If I understand Azzouni correctly, [A] "Numbered paragraphs" is a poem if and only if it is included in something like "A Collection of Poems" and it gives aesthetic pleasure.*
For [A] to be taken as true, requires the intervention of the critic, which helps grasp the poem and so increases -- or makes possible -- our aesthetic pleasure at Numbered Paragraphs. A poet can be her own critic, and simultaneously need more critics.
*Azzouni's Lust precedes the impact of the internet -- technology is represented by video --, so it would require some updating. For example (both on this note and on the nature of an outlaw), we learn about the poet (p. 95) that "Jody prepared a series of miniature cards which, inserted into books in stores, provided a sort of alternative to the sparsely attended readings and to restrictive conventional media -- thus creasing a new guerrilla-publishing method." A decade later Azzouni could have been encouraged to start a YouTube channel.** It's left unsaid in "about the poet" that he is identical to Jody Azzouni the philosopher, or that Jody is a he, or that behind Jody there is a legal identity. (To say that 'identity is trivial,' is to lack poetic sensibility?+)
Numbered paragraphs violate(s) expectations about what a poem can be. In so doing Jody (the poet, that is) reveals the personality of a poetic outlaw. Logic and Aesthetics have this in common: "merely stipulative constraints" can be "transformed into the normative language of law and proscription." (See: 3.233211) There is a more subtle point here: stipulated constraints are often grasped only after they have been violated by the outlaw.
That is, even stipulated constraints can start out (ahh) tacit?
--I must be losing the plot.
So, the function of the outlaw in poetry is to show us our expectations, and make the violations of these pleasing aesthetically. But this turns the outlaw-poet into a kind of literary critic.

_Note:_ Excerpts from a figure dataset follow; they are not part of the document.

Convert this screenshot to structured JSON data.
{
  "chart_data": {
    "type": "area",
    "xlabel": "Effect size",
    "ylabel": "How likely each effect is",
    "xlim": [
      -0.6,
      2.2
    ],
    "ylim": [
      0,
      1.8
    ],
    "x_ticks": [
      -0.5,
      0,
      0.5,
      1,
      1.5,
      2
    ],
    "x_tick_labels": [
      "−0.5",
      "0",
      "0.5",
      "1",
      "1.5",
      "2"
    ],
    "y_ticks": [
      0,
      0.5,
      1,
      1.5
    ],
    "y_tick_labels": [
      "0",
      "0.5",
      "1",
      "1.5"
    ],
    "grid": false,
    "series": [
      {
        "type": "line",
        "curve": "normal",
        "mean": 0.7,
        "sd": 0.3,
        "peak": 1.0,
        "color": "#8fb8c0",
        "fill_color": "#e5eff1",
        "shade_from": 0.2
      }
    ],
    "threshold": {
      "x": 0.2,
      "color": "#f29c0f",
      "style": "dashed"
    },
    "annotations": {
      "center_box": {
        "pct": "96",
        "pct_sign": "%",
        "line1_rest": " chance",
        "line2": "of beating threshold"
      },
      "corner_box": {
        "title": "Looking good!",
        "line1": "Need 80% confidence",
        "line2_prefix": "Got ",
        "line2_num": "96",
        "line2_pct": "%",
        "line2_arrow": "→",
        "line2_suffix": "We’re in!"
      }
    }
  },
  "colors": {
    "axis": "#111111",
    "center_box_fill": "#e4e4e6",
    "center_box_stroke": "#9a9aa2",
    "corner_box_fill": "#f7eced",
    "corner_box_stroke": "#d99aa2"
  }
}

The difference is the critic is parasitic whereas the outlaw-poet is part of the tradition, retrospectively (leaving aside the exceptions [3.2211]).
Perhaps, "numbered paragraphs" is not a philosophical tract, but an imitation of it (see 3.233543).+
This raises the more challenging question: what would it mean to imitate philosophy? Can a literary critic ask that question?
Here's an answer: in imitative philosophy, let's stipulate, the form and matter is identical to (ahh) a real philosophy, but it (the imitative philosophy) is not original (because a copy).
That strikes me as off.
Here's another purported answer: in imitative philosophy, let's stipulate, the form and matter is identical to (ahh) a real philosophy, but it shows...no personality.
'No personality' follows the language of the poem; but I thought you would say 'bad faith.'++
So, we need a clunky distinction between imitative philosophy and philosophy that imitates. A poet could invent the proper vocabulary. (1.23311)
--I warned you (cf. 5.4), this is not some kind of postmodern joke.
Why not try this answer: in imitative philosophy, let's stipulate, the form and matter is identical to (ahh) a real philosophy, but it (the imitative) becomes a philosophical cul-the-sac; it gives no birth to a series, or tradition.
*Azzouni's Lust precedes the impact of the internet -- technology is represented by video --, so it would require some updating.
**But that would have been so (ahh) un-Jody!
+See Pierre Menard, and all that.
++There is a distinction between having no personality and having a type of personality that is shared and shows nothing much. But the distinction is in the eye of the beholder.